The Friedkin screenplay project would eventually fall through. But by then, it was “fairly obvious” that he was going to rejoin the band on his own terms. “Peter wanted more autonomy, and I understand that, because it was a very competitive band and it was capable of making really great music,” Hackett said.

At that time, the band was not playing anything “that was remotely recognizable” for fans, Hackett said. “It was a very confrontational approach, which was led mainly by Peter Gabriel. It was almost as if the price of having him remain with the band meant that he was approaching it as if it was a solo album that the band played on.”

Every member of the band played a role in writing the songs, Hackett pointed out.

“We wrote the music together,” he said, “but he wanted to write the entire story and, understandably, he wanted to sing his own words.”

Nonetheless, Hackett is pleased that “The Lamb” has stood the test of time. Rolling Stone magazine ranked it No. 9 on its list of Greatest Prog Rock Albums of All Time.

But it’s not the only early Genesis material on Hackett’s set list.

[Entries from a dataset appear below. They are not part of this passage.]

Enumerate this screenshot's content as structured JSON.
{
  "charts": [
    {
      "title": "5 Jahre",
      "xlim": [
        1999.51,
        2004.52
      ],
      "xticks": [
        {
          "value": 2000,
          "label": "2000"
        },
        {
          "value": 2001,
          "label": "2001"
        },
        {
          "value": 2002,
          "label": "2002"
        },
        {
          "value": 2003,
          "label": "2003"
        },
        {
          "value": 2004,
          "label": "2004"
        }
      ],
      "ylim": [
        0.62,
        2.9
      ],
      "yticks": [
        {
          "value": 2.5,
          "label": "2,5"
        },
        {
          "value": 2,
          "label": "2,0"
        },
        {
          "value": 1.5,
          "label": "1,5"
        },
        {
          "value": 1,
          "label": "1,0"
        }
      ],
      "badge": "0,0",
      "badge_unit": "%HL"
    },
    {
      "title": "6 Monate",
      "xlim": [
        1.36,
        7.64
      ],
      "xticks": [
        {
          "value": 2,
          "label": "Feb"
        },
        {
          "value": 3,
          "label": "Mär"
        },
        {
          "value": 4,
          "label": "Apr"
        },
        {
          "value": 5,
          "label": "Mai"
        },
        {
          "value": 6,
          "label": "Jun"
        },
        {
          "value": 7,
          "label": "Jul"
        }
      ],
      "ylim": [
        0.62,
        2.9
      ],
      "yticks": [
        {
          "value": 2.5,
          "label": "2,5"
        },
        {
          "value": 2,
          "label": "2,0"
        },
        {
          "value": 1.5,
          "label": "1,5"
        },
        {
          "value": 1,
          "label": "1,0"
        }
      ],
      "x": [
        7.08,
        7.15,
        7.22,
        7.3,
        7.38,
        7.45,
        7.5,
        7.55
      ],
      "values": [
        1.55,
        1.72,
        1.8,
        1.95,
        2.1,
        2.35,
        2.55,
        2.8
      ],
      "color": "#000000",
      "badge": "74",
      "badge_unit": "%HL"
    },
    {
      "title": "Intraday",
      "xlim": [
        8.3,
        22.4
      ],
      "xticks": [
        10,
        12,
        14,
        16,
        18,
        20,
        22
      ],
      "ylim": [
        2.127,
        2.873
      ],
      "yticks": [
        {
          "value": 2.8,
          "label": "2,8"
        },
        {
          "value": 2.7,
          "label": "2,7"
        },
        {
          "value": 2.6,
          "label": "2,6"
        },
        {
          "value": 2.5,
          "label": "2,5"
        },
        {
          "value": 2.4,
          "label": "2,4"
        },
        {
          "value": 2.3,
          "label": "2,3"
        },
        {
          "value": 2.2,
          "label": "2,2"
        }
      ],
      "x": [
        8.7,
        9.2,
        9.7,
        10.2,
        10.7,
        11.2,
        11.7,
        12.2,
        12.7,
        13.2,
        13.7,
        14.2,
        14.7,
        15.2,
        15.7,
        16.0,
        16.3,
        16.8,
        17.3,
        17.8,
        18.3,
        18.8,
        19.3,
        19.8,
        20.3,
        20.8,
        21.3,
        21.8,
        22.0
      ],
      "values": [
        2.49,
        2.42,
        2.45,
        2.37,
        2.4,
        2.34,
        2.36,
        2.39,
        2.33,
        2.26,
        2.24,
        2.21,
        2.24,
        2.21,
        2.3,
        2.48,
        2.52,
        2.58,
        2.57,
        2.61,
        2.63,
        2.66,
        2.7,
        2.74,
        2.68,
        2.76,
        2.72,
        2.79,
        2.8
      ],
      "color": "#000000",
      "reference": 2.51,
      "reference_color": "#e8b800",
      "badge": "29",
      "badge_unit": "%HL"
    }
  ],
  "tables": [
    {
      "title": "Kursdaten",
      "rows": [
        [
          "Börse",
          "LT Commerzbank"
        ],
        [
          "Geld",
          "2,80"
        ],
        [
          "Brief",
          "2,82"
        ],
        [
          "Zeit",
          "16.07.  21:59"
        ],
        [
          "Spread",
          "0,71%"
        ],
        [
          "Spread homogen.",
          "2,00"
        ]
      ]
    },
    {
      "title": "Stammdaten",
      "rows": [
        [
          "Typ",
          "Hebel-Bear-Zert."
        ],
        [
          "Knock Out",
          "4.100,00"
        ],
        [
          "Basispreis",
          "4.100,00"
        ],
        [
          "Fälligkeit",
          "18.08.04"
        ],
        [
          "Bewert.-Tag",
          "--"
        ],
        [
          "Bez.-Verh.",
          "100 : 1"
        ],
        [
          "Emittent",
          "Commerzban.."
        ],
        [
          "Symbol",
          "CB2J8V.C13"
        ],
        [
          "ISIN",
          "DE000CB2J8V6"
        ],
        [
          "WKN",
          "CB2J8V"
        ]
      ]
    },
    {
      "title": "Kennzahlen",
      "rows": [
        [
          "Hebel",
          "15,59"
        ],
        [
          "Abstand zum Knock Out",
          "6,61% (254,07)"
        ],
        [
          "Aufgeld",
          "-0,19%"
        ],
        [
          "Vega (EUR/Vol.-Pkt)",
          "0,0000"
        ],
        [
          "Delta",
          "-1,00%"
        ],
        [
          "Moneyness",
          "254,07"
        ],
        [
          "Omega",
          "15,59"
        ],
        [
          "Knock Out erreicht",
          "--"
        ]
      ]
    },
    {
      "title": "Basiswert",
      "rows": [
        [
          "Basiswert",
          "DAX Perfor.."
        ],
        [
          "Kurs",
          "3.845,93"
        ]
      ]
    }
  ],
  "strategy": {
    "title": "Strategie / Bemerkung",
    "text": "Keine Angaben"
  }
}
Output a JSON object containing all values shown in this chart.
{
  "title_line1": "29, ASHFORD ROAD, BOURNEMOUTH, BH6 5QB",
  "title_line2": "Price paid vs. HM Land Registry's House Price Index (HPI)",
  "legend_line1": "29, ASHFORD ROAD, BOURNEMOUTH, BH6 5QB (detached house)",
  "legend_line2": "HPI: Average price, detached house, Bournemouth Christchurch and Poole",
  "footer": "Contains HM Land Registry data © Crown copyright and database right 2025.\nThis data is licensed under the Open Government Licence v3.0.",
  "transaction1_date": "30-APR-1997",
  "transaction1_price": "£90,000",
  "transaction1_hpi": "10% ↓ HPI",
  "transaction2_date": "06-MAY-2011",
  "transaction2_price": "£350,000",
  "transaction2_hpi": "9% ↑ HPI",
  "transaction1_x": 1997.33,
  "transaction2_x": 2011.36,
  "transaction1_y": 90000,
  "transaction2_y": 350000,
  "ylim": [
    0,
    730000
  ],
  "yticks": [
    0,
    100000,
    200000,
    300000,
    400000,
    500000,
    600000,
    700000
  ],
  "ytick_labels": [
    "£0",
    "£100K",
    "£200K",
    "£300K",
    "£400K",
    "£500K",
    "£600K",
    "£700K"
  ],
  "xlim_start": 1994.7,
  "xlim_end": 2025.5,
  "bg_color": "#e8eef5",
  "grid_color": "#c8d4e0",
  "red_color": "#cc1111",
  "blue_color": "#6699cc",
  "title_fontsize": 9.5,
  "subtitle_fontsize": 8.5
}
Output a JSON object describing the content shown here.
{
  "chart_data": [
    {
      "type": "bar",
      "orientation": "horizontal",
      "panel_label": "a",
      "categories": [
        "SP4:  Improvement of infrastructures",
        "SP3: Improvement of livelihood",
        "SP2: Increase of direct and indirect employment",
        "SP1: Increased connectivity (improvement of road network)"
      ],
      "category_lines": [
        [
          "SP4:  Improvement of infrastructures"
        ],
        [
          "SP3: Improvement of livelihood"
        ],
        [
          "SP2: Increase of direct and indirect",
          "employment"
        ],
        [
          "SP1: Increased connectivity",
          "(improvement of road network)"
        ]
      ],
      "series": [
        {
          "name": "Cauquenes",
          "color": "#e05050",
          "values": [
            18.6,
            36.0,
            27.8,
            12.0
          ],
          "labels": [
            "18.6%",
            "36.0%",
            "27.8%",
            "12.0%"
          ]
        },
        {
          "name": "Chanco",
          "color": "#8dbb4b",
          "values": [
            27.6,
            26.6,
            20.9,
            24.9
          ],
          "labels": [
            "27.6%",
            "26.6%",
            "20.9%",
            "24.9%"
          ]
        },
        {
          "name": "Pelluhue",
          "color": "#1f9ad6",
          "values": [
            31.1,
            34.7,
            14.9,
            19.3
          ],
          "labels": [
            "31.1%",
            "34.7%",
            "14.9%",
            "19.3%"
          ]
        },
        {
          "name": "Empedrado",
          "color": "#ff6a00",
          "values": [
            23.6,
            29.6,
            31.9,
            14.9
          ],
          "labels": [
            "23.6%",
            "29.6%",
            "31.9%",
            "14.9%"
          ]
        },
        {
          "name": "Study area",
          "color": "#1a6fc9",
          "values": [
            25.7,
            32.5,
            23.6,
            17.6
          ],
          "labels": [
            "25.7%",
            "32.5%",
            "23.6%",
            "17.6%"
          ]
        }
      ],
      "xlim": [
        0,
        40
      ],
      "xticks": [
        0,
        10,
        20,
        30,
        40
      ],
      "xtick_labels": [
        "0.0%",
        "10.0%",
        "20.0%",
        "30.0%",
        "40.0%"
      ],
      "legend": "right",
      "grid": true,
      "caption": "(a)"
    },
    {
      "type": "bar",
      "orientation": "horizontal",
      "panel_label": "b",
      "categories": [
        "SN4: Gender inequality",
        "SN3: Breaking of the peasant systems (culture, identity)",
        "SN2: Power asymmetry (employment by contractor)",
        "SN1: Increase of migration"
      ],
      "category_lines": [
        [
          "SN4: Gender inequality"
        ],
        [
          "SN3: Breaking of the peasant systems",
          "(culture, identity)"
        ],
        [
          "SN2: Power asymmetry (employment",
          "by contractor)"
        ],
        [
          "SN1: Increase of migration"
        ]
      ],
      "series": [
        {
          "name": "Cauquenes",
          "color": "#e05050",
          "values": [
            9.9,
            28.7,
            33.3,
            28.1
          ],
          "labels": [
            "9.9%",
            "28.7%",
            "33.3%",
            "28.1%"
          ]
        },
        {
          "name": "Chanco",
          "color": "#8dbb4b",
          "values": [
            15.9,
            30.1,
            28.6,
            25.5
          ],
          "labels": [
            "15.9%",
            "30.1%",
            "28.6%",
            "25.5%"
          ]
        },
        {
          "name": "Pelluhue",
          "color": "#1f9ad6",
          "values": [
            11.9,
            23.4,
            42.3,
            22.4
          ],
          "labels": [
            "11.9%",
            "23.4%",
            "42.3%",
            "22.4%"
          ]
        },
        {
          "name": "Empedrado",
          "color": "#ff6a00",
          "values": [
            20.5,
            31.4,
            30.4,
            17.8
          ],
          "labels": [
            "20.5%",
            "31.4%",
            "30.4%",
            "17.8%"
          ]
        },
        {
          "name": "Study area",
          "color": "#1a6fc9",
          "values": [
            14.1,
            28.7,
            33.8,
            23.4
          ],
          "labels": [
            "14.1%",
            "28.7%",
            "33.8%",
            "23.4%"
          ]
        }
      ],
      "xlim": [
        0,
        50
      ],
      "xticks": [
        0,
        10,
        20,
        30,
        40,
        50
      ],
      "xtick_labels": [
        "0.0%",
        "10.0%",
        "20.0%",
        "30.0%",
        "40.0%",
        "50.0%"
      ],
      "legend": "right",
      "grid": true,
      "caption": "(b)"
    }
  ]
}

The entirety of the “Supper’s Ready” suite from the band’s 1972 album “Foxtrot” has become a fan favorite, he said.

Hackett’s 2014 album, “Genesis Revisited: Live at the Royal Albert Hall,” which highlights early Genesis material, shot to the top of the rock charts in the U.K. that year. The guitarist is appreciative of that, even though he keeps his musical focus on the present.

“It’s nice to have something retrospective that’s been given such priority in the minds of fans,” he said. “But most of my time is spent thinking about new music.”

‘Selling England’

While “Lamb” is the Genesis album most revered by American audiences, Rolling Stone magazine ranks the band’s 1973 effort, “Selling England by the Pound,” above it – at No. 6 – on its list of Greatest Prog Rock Albums.

It was released a year before “Lamb,” and Hackett recalls those days as integral in turning Genesis into a global juggernaut.

“I heard it on the airwaves when I was in Brazil at the time, and I came back and said to the guys and our manager, ‘They’re playing us in Brazil. I think we could do a gig there.’ And we did. We were playing 20,000-seat venues twice a night.”

Airplay was scarce for Genesis in those days. Oddly, it first came in countries where they least expected it.

In addition to Brazil, Italy was another early adopter.

“Italy was really the first to respond in a big way to the band’s efforts,” Hackett said. “‘Foxtrot’ became a No. 1 album there in 1972, whereas in lots of the rest of the world, it was much harder work. It was much harder in Germany, much harder in America.”

Hackett can’t explain why non-English-speaking countries like Brazil and Italy were among the first to become enamored of Genesis from the outset. But he has a theory.

“Lots of people have said to me, it was the effect of The Beatles throughout the world,” he said. “People were learning English in order to be able to understand their lyrics and what they were singing about.”